We've never seriously addressed child care for families with all adults working as a societal issue in the United States. The options that exist are ad hoc, driven in many cases by for-profit interests, etc. As a result, since we have no national policy, no national norm, when we get into a situation like the current one, there's no response, really - how do you have a coherent policy response when there's no underlying policy?
But the reality is, if we don't have schools open and summer "camp" alternatives to school, then a lot of adults cannot go back to work - they have to watch the kids. If they child caregivers can't go back to work, then family consumption will not rebound to where it was - and our economy is driven by consumption.

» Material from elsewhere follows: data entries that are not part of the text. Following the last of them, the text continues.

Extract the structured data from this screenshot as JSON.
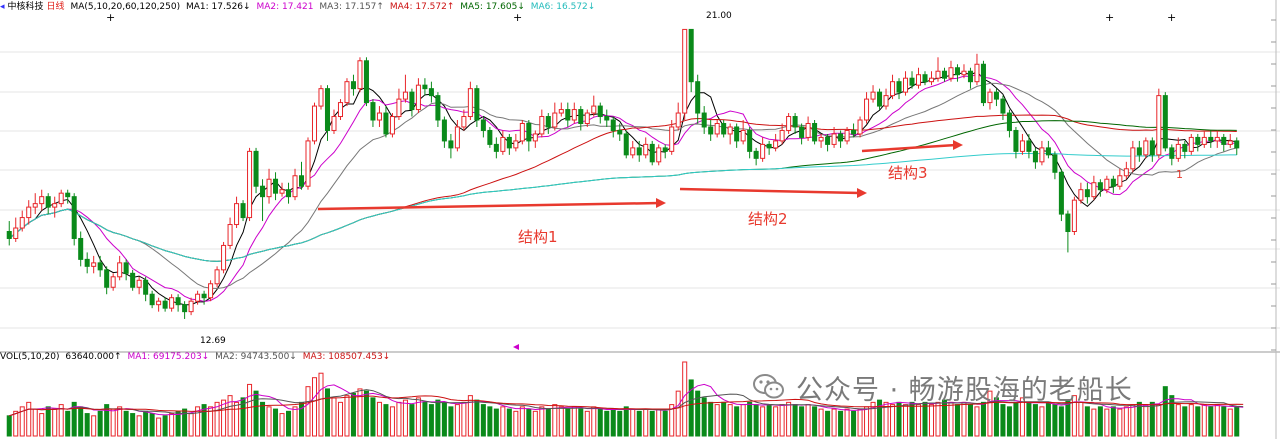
{
  "header": {
    "stock_name": "中核科技",
    "period": "日线",
    "ma_params": "MA(5,10,20,60,120,250)",
    "ma1": "MA1: 17.526↓",
    "ma2": "MA2: 17.421",
    "ma3": "MA3: 17.157↑",
    "ma4": "MA4: 17.572↑",
    "ma5": "MA5: 17.605↓",
    "ma6": "MA6: 16.572↓",
    "colors": {
      "ma1": "#000000",
      "ma2": "#cc00cc",
      "ma3": "#777777",
      "ma4": "#cc1111",
      "ma5": "#006600",
      "ma6": "#33cccc"
    }
  },
  "volume_header": {
    "params": "VOL(5,10,20)",
    "vol": "63640.000↑",
    "ma1": "MA1: 69175.203↓",
    "ma2": "MA2: 94743.500↓",
    "ma3": "MA3: 108507.453↓"
  },
  "annotations": {
    "high_label": "21.00",
    "low_label": "12.69",
    "structure1": "结构1",
    "structure2": "结构2",
    "structure3": "结构3",
    "callout_1": "1",
    "annotation_color": "#e8392e"
  },
  "watermark": {
    "text": "公众号 · 畅游股海的老船长",
    "icon": "wechat-icon"
  },
  "chart_data": {
    "type": "candlestick",
    "price_range": [
      12.0,
      21.5
    ],
    "candles": [
      [
        15.2,
        15.0,
        15.5,
        14.8
      ],
      [
        15.0,
        15.3,
        15.6,
        14.9
      ],
      [
        15.3,
        15.6,
        15.8,
        15.2
      ],
      [
        15.6,
        15.9,
        16.1,
        15.4
      ],
      [
        15.9,
        16.0,
        16.3,
        15.7
      ],
      [
        16.0,
        16.2,
        16.4,
        15.8
      ],
      [
        16.2,
        15.9,
        16.3,
        15.7
      ],
      [
        15.9,
        16.0,
        16.2,
        15.6
      ],
      [
        16.0,
        16.3,
        16.4,
        15.9
      ],
      [
        16.3,
        16.2,
        16.4,
        16.0
      ],
      [
        16.2,
        15.0,
        16.3,
        14.8
      ],
      [
        15.0,
        14.4,
        15.2,
        14.2
      ],
      [
        14.4,
        14.2,
        14.6,
        14.0
      ],
      [
        14.2,
        14.3,
        14.5,
        14.0
      ],
      [
        14.3,
        14.1,
        14.5,
        13.9
      ],
      [
        14.1,
        13.6,
        14.2,
        13.4
      ],
      [
        13.6,
        13.9,
        14.0,
        13.5
      ],
      [
        13.9,
        14.3,
        14.5,
        13.8
      ],
      [
        14.3,
        14.0,
        14.4,
        13.8
      ],
      [
        14.0,
        13.6,
        14.1,
        13.5
      ],
      [
        13.6,
        13.8,
        13.9,
        13.4
      ],
      [
        13.8,
        13.4,
        13.9,
        13.2
      ],
      [
        13.4,
        13.1,
        13.5,
        13.0
      ],
      [
        13.1,
        13.2,
        13.3,
        12.9
      ],
      [
        13.2,
        13.0,
        13.3,
        12.9
      ],
      [
        13.0,
        13.3,
        13.4,
        12.9
      ],
      [
        13.3,
        13.1,
        13.4,
        12.9
      ],
      [
        13.1,
        12.9,
        13.2,
        12.69
      ],
      [
        12.9,
        13.2,
        13.3,
        12.8
      ],
      [
        13.2,
        13.4,
        13.5,
        13.1
      ],
      [
        13.4,
        13.3,
        13.5,
        13.1
      ],
      [
        13.3,
        13.7,
        13.8,
        13.2
      ],
      [
        13.7,
        14.1,
        14.2,
        13.6
      ],
      [
        14.1,
        14.8,
        14.9,
        14.0
      ],
      [
        14.8,
        15.4,
        15.6,
        14.7
      ],
      [
        15.4,
        16.0,
        16.2,
        15.3
      ],
      [
        16.0,
        15.6,
        16.1,
        15.5
      ],
      [
        15.6,
        17.5,
        17.6,
        15.5
      ],
      [
        17.5,
        16.5,
        17.6,
        16.3
      ],
      [
        16.5,
        16.2,
        16.7,
        15.5
      ],
      [
        16.2,
        16.7,
        17.0,
        16.0
      ],
      [
        16.7,
        16.3,
        16.9,
        16.1
      ],
      [
        16.3,
        16.4,
        16.6,
        16.2
      ],
      [
        16.4,
        16.2,
        16.6,
        16.0
      ],
      [
        16.2,
        16.8,
        17.0,
        16.1
      ],
      [
        16.8,
        16.5,
        17.2,
        16.4
      ],
      [
        16.5,
        17.8,
        17.9,
        16.4
      ],
      [
        17.8,
        18.8,
        18.9,
        17.7
      ],
      [
        18.8,
        19.3,
        19.4,
        18.7
      ],
      [
        19.3,
        18.1,
        19.4,
        17.8
      ],
      [
        18.1,
        18.5,
        18.7,
        18.0
      ],
      [
        18.5,
        18.9,
        19.0,
        18.4
      ],
      [
        18.9,
        19.5,
        19.6,
        18.8
      ],
      [
        19.5,
        19.3,
        19.7,
        19.1
      ],
      [
        19.3,
        20.1,
        20.2,
        19.2
      ],
      [
        20.1,
        18.9,
        20.2,
        18.8
      ],
      [
        18.9,
        18.4,
        19.0,
        18.2
      ],
      [
        18.4,
        18.6,
        18.8,
        18.2
      ],
      [
        18.6,
        18.0,
        18.8,
        17.9
      ],
      [
        18.0,
        18.5,
        18.6,
        17.9
      ],
      [
        18.5,
        19.0,
        19.3,
        18.4
      ],
      [
        19.0,
        19.2,
        19.7,
        18.9
      ],
      [
        19.2,
        18.7,
        19.3,
        18.5
      ],
      [
        18.7,
        19.4,
        19.6,
        18.6
      ],
      [
        19.4,
        19.3,
        19.6,
        19.1
      ],
      [
        19.3,
        19.1,
        19.5,
        18.9
      ],
      [
        19.1,
        18.4,
        19.2,
        18.2
      ],
      [
        18.4,
        17.8,
        18.5,
        17.6
      ],
      [
        17.8,
        17.6,
        18.0,
        17.3
      ],
      [
        17.6,
        18.2,
        18.4,
        17.5
      ],
      [
        18.2,
        18.5,
        18.7,
        18.1
      ],
      [
        18.5,
        19.3,
        19.5,
        18.4
      ],
      [
        19.3,
        18.4,
        19.4,
        18.2
      ],
      [
        18.4,
        18.1,
        18.5,
        17.9
      ],
      [
        18.1,
        17.7,
        18.2,
        17.6
      ],
      [
        17.7,
        17.5,
        17.9,
        17.3
      ],
      [
        17.5,
        17.9,
        18.1,
        17.4
      ],
      [
        17.9,
        17.6,
        18.0,
        17.4
      ],
      [
        17.6,
        17.8,
        18.0,
        17.5
      ],
      [
        17.8,
        18.3,
        18.4,
        17.7
      ],
      [
        18.3,
        17.8,
        18.4,
        17.5
      ],
      [
        17.8,
        18.0,
        18.1,
        17.6
      ],
      [
        18.0,
        18.5,
        18.7,
        17.9
      ],
      [
        18.5,
        18.2,
        18.6,
        18.0
      ],
      [
        18.2,
        18.6,
        18.9,
        18.1
      ],
      [
        18.6,
        18.7,
        18.9,
        18.5
      ],
      [
        18.7,
        18.4,
        18.9,
        18.2
      ],
      [
        18.4,
        18.7,
        18.9,
        18.3
      ],
      [
        18.7,
        18.3,
        18.8,
        18.1
      ],
      [
        18.3,
        18.6,
        18.7,
        18.2
      ],
      [
        18.6,
        18.8,
        19.1,
        18.5
      ],
      [
        18.8,
        18.5,
        18.9,
        18.3
      ],
      [
        18.5,
        18.4,
        18.7,
        18.2
      ],
      [
        18.4,
        18.1,
        18.5,
        17.9
      ],
      [
        18.1,
        18.0,
        18.3,
        17.8
      ],
      [
        18.0,
        17.4,
        18.1,
        17.3
      ],
      [
        17.4,
        17.6,
        17.8,
        17.3
      ],
      [
        17.6,
        17.4,
        17.8,
        17.2
      ],
      [
        17.4,
        17.7,
        17.9,
        17.3
      ],
      [
        17.7,
        17.2,
        17.8,
        17.1
      ],
      [
        17.2,
        17.6,
        17.7,
        17.1
      ],
      [
        17.6,
        17.5,
        17.7,
        17.3
      ],
      [
        17.5,
        18.2,
        18.4,
        17.4
      ],
      [
        18.2,
        18.6,
        18.9,
        18.1
      ],
      [
        18.6,
        21.0,
        21.0,
        18.4
      ],
      [
        21.0,
        19.5,
        21.0,
        19.2
      ],
      [
        19.5,
        18.6,
        19.7,
        18.3
      ],
      [
        18.6,
        18.2,
        18.8,
        18.0
      ],
      [
        18.2,
        18.0,
        18.4,
        17.8
      ],
      [
        18.0,
        18.3,
        18.4,
        17.9
      ],
      [
        18.3,
        18.0,
        18.4,
        17.9
      ],
      [
        18.0,
        18.2,
        18.3,
        17.7
      ],
      [
        18.2,
        17.8,
        18.3,
        17.6
      ],
      [
        17.8,
        18.1,
        18.4,
        17.7
      ],
      [
        18.1,
        17.5,
        18.2,
        17.3
      ],
      [
        17.5,
        17.3,
        17.6,
        17.1
      ],
      [
        17.3,
        17.7,
        17.9,
        17.2
      ],
      [
        17.7,
        17.6,
        17.8,
        17.4
      ],
      [
        17.6,
        17.8,
        18.0,
        17.5
      ],
      [
        17.8,
        18.1,
        18.3,
        17.7
      ],
      [
        18.1,
        18.5,
        18.6,
        18.0
      ],
      [
        18.5,
        18.2,
        18.6,
        18.0
      ],
      [
        18.2,
        17.9,
        18.3,
        17.7
      ],
      [
        17.9,
        18.3,
        18.5,
        17.8
      ],
      [
        18.3,
        17.8,
        18.4,
        17.7
      ],
      [
        17.8,
        17.9,
        18.0,
        17.6
      ],
      [
        17.9,
        17.7,
        18.0,
        17.5
      ],
      [
        17.7,
        18.0,
        18.2,
        17.6
      ],
      [
        18.0,
        17.8,
        18.1,
        17.6
      ],
      [
        17.8,
        18.1,
        18.2,
        17.7
      ],
      [
        18.1,
        18.0,
        18.3,
        17.9
      ],
      [
        18.0,
        18.4,
        18.5,
        17.9
      ],
      [
        18.4,
        19.0,
        19.2,
        18.3
      ],
      [
        19.0,
        19.2,
        19.4,
        18.9
      ],
      [
        19.2,
        18.8,
        19.3,
        18.7
      ],
      [
        18.8,
        19.1,
        19.3,
        18.7
      ],
      [
        19.1,
        19.5,
        19.7,
        19.0
      ],
      [
        19.5,
        19.2,
        19.6,
        19.0
      ],
      [
        19.2,
        19.6,
        19.8,
        19.1
      ],
      [
        19.6,
        19.4,
        19.8,
        19.3
      ],
      [
        19.4,
        19.7,
        19.9,
        19.3
      ],
      [
        19.7,
        19.5,
        19.8,
        19.4
      ],
      [
        19.5,
        19.6,
        19.8,
        19.4
      ],
      [
        19.6,
        19.8,
        20.2,
        19.5
      ],
      [
        19.8,
        19.6,
        19.9,
        19.5
      ],
      [
        19.6,
        19.9,
        20.1,
        19.5
      ],
      [
        19.9,
        19.7,
        20.0,
        19.5
      ],
      [
        19.7,
        19.8,
        20.0,
        19.6
      ],
      [
        19.8,
        19.5,
        19.9,
        19.3
      ],
      [
        19.5,
        20.0,
        20.3,
        19.4
      ],
      [
        20.0,
        18.9,
        20.1,
        18.8
      ],
      [
        18.9,
        19.2,
        19.3,
        18.7
      ],
      [
        19.2,
        19.0,
        19.3,
        18.8
      ],
      [
        19.0,
        18.6,
        19.1,
        18.4
      ],
      [
        18.6,
        18.1,
        18.7,
        17.9
      ],
      [
        18.1,
        17.5,
        18.2,
        17.3
      ],
      [
        17.5,
        17.8,
        18.0,
        17.4
      ],
      [
        17.8,
        17.5,
        18.0,
        17.3
      ],
      [
        17.5,
        17.2,
        17.6,
        17.0
      ],
      [
        17.2,
        17.6,
        17.8,
        17.1
      ],
      [
        17.6,
        17.4,
        17.8,
        17.3
      ],
      [
        17.4,
        16.9,
        17.5,
        16.7
      ],
      [
        16.9,
        15.7,
        17.0,
        15.5
      ],
      [
        15.7,
        15.2,
        15.8,
        14.6
      ],
      [
        15.2,
        16.1,
        16.2,
        15.1
      ],
      [
        16.1,
        16.4,
        16.6,
        16.0
      ],
      [
        16.4,
        16.2,
        16.6,
        16.0
      ],
      [
        16.2,
        16.6,
        16.8,
        16.1
      ],
      [
        16.6,
        16.4,
        16.7,
        16.2
      ],
      [
        16.4,
        16.7,
        16.8,
        16.3
      ],
      [
        16.7,
        16.5,
        16.8,
        16.3
      ],
      [
        16.5,
        16.8,
        17.0,
        16.4
      ],
      [
        16.8,
        17.0,
        17.2,
        16.7
      ],
      [
        17.0,
        17.6,
        17.8,
        16.9
      ],
      [
        17.6,
        17.4,
        17.8,
        17.2
      ],
      [
        17.4,
        17.8,
        17.9,
        17.3
      ],
      [
        17.8,
        17.4,
        17.9,
        17.2
      ],
      [
        17.4,
        19.1,
        19.3,
        17.3
      ],
      [
        19.1,
        17.6,
        19.2,
        17.5
      ],
      [
        17.6,
        17.3,
        17.7,
        17.1
      ],
      [
        17.3,
        17.7,
        17.9,
        17.2
      ],
      [
        17.7,
        17.5,
        17.8,
        17.3
      ],
      [
        17.5,
        17.9,
        18.0,
        17.4
      ],
      [
        17.9,
        17.7,
        18.0,
        17.5
      ],
      [
        17.7,
        17.9,
        18.1,
        17.6
      ],
      [
        17.9,
        17.8,
        18.1,
        17.6
      ],
      [
        17.8,
        17.9,
        18.1,
        17.6
      ],
      [
        17.9,
        17.7,
        18.0,
        17.5
      ],
      [
        17.7,
        17.8,
        18.0,
        17.6
      ],
      [
        17.8,
        17.6,
        17.9,
        17.4
      ]
    ],
    "volumes": [
      18,
      22,
      26,
      30,
      24,
      20,
      26,
      24,
      28,
      22,
      30,
      26,
      20,
      18,
      22,
      28,
      24,
      26,
      22,
      20,
      18,
      22,
      20,
      16,
      18,
      20,
      22,
      24,
      20,
      26,
      28,
      26,
      30,
      32,
      36,
      30,
      34,
      46,
      40,
      30,
      26,
      24,
      20,
      22,
      26,
      30,
      44,
      52,
      56,
      42,
      34,
      30,
      36,
      38,
      42,
      40,
      34,
      30,
      28,
      26,
      30,
      32,
      28,
      34,
      30,
      28,
      32,
      30,
      26,
      28,
      30,
      36,
      32,
      28,
      26,
      24,
      26,
      24,
      22,
      26,
      24,
      22,
      26,
      24,
      28,
      26,
      24,
      26,
      24,
      22,
      26,
      24,
      22,
      24,
      22,
      26,
      24,
      22,
      24,
      22,
      24,
      22,
      28,
      40,
      66,
      50,
      40,
      34,
      30,
      28,
      30,
      28,
      26,
      28,
      30,
      28,
      26,
      28,
      26,
      28,
      30,
      28,
      26,
      28,
      26,
      24,
      22,
      24,
      22,
      24,
      22,
      24,
      26,
      30,
      32,
      30,
      28,
      30,
      28,
      30,
      28,
      30,
      28,
      30,
      32,
      30,
      28,
      30,
      28,
      26,
      30,
      40,
      34,
      28,
      26,
      30,
      34,
      30,
      28,
      26,
      30,
      28,
      26,
      32,
      36,
      30,
      26,
      24,
      26,
      24,
      26,
      24,
      26,
      28,
      30,
      28,
      30,
      28,
      44,
      36,
      28,
      26,
      28,
      26,
      28,
      26,
      28,
      26,
      24,
      26,
      24
    ]
  }
}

We may (many of us will ) discover that we can permanently reduce our levels of consumption, and not suffer much, if at all. Just as a (rather trivial) example, our family has traditionally gone out to lunch after Sunday Mass - a weekly restaurant tab of anywhere from $50 to $100. Haven't done that in about six weeks now; and the thing is, we don't miss it much. We've taken to preparing a Sunday brunch - cooking things we haven't cooked in years... and spending maybe $10/week on the foods involved. We're probably not going back - certainly not until the CV threat is basically gone. It's a little thing, but real. Others may discover that there are benefits to cooking more, eating together more, and visiting restaurants/fast food joints much less. It's healthier (even apart from the CV risk), it costs much less... the only thing required is some time commitment.